Voici présenté rapidement un certain nombre de problèmes soulevés par Vincent Descombes dans ce livre exigeant qui trouve dans les réflexions de Ludwig Wittgenstein sa principale source d'inspiration. Faut-il en conclure que les tentatives de naturaliser l'esprit sont sans intérêt? Malgré la pertinence de ses analyses, il serait hasardeux de l'affirmer. Non seulement parce que la question est difficile et qu'il existe des critiques sensées à cette thèse de l'«externalité» de l'esprit. Mais, peut-être plus fondamentalement, parce que, même si les cognitivistes se trompaient du tout au tout sur le sens de leur travail, celui-ci ne serait pas pour autant inutile pour la compréhension des phénomènes mentaux : tout simplement parce qu'il n'est pas impossible qu'une meilleure connaissance des conditions de possibilité de l'esprit puisse permettre de mieux en saisir, sur certains points, le fonctionnement.
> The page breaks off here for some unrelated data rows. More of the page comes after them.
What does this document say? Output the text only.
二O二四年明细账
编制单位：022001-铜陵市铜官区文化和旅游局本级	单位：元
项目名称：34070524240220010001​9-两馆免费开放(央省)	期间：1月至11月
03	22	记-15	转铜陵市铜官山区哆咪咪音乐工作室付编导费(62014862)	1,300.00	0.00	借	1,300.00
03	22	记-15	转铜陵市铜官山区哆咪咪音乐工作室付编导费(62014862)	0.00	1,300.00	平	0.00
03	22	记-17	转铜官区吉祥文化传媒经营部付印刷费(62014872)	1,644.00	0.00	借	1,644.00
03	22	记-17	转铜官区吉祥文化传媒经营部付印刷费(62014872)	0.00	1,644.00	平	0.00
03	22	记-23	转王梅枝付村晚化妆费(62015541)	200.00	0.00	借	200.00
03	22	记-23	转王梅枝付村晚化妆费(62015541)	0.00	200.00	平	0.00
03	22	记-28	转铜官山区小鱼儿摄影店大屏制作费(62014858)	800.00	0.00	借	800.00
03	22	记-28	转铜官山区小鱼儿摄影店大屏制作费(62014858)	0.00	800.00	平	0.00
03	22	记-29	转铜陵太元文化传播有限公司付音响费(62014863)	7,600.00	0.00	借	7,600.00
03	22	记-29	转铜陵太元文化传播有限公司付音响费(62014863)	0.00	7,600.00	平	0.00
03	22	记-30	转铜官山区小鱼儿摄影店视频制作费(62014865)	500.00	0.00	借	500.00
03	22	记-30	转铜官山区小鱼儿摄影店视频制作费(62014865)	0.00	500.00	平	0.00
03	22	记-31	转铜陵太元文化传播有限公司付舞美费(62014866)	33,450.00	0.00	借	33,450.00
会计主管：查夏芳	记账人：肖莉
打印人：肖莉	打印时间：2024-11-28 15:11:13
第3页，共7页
Mais l'intérêt du livre de Vincent Descombes ne se limite pas uniquement à cette réflexion profonde sur la localisation des phénomènes mentaux à partir de laquelle il mène sa critique systématique des présupposés des sciences cognitives. Il réside aussi dans la mise en perspective historique des problèmes philosophiques qu'il soulève. On entraperçoit ainsi ce qui peut rapprocher Wittgenstein d'Aristote et, dans l'autre camp si l'on peut dire, on perçoit tout ce que les psychologues qui ont pris modèle sur les sciences naturelles, jusqu'aux cognitivistes actuels, doivent au grand partage opéré par Descartes entre la sphère des activités mentales et celle de l'action. Et le moins intéressant n'est certainement pas de s'apercevoir que des penseurs comme Lacan et Lévi-Strauss ont été eux aussi confrontés aux difficultés résultant de ce partage, puisqu'ils en acceptaient d'une certaine manière les termes. Le premier en assimilant la notion de signifiant à quelque chose de matériel et en cherchant à définir l'action causale d'une «matière psychique ». Le second en voulant expliquer les aspects sociaux par un inconscient structural et en attribuant une efficacité causale aux symboles.
Ajoutons, pour finir, que ce livre a une suite (Les institutions du sens, Éditions de Minuit, 1996) qui se propose de combler une insuffisance dans cet exposé de la thèse de l'«externalité » de l'esprit. À considérer que les pensées, croyances et autres phénomènes mentaux ne sont pas dans la tête mais relèvent d'une extériorité, on perd une idée chère aux cognitivistes, à savoir qu'ils sont des entités distinctes et, en tant que tels, qu'ils peuvent être identifiés. Cette idée d'entités distinctes est certes douteuse puisqu'il paraît difficile de dénombrer les pensées comme on dénombre des objets, par exemple. En revanche, l'identification est fondamentale puisque, selon une formule consacrée, il n'y a pas d'entité sans identité. Et effectivement, s'il n'était pas possible de distinguer ce que pense une personne de ce que pense une autre, il faudrait en conclure qu'il revient au même d'avoir telle ou telle idée. On en viendrait rapidement à considérer que toute pensée n'est qu'une parole creuse ou, si l'on refuse cette option, que la thèse développée dans ce livre est incohérente. C'est pourquoi Vincent Descombes cherche à montrer dans le second livre que, sans concevoir les pensées comme des entités indépendantes, il est toutefois possible de les discerner. Alors seulement, il sera envisageable d'adopter cette vision holiste du mental, c'est-à-dire de reconnaître qu'il n'est pas possible de faire abstraction du contexte pour identifier les pensées. Thomas Lepeltier, Revue de livres, février 2000.